Toutefois, la Cour a également conclu que l’alinéa 162(7)b) s’appliquait afin d’imposer une pénalité à une société non résidente dans des cas où aucun impôt n’est payable à l’égard d’une année d’imposition donnée. Contrairement à la décision rendue par la juge Woods selon laquelle le paragraphe 162(1) « prévoyait » une pénalité si aucune déclaration n’était produite, peu importe si la pénalité totalisait un montant nul, et que l’alinéa 162(7)b) n’était pas applicable, la Cour d’appel fédérale a conclu qu’aucune pénalité n’était prévue dans la LIR pour avoir omis de produire une déclaration de revenus dans les cas où la société non résidente n’avait aucun impôt payable à l’égard d’une année d’imposition donnée, et que par conséquent, l’alinéa 162(7)b) s’appliquait. Il est également intéressant de noter que la Cour d’appel fédérale a adhéré à la décision du juge Miller dans l’affaire Goar selon laquelle l’alinéa 162(7)a) ne s’appliquait pas, étant donné que la déclaration de revenus ne constituait pas une déclaration de renseignements. Dans l’affaire Goar, la Cour ne s’est pas penchée sur l’applicabilité de l’alinéa 162(7)b).

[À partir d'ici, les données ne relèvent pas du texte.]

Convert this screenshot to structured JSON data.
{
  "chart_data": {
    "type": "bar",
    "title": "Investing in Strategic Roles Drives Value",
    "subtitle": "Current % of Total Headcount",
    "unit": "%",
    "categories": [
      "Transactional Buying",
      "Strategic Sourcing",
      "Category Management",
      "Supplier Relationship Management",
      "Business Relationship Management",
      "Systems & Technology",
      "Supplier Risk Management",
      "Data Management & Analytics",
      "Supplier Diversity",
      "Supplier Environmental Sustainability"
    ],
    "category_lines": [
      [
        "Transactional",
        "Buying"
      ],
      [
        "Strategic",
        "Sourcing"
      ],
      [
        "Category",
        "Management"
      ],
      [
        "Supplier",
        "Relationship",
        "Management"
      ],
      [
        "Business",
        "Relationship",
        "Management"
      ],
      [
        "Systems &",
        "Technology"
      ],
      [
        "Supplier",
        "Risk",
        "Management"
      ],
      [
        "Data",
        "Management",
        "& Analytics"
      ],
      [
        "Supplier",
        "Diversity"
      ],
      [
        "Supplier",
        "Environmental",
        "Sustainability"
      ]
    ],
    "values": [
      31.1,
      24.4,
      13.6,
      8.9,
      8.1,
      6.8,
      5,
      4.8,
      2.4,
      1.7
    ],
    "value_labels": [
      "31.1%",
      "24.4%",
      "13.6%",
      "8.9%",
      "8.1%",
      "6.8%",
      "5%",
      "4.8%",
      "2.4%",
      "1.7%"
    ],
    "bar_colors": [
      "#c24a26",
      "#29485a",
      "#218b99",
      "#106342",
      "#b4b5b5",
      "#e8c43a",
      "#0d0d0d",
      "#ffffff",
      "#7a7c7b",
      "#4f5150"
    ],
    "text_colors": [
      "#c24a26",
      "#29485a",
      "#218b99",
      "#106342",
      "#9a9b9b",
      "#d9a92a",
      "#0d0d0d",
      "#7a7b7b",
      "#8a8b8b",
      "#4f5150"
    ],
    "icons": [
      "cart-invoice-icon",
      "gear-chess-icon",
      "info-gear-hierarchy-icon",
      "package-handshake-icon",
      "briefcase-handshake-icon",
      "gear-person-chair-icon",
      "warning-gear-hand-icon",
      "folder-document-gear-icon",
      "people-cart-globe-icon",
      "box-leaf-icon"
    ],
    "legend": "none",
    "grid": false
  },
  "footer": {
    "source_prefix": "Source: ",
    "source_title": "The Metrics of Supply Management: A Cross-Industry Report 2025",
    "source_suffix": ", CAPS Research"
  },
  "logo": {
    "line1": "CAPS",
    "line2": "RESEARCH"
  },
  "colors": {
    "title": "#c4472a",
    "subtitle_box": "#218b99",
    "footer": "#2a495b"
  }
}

En résumé, une société non résidente qui omet de produire une déclaration de revenus dans les délais prescrits à l’égard d’une année d’imposition donnée au cours de laquelle aucun impôt n’est payable sera assujettie à une pénalité en vertu du paragraphe 162(7). La pénalité maximale prévue aux termes du paragraphe 162(7) s’élève à 2 500 $ pour chaque déclaration de revenus non produite dans les délais impartis.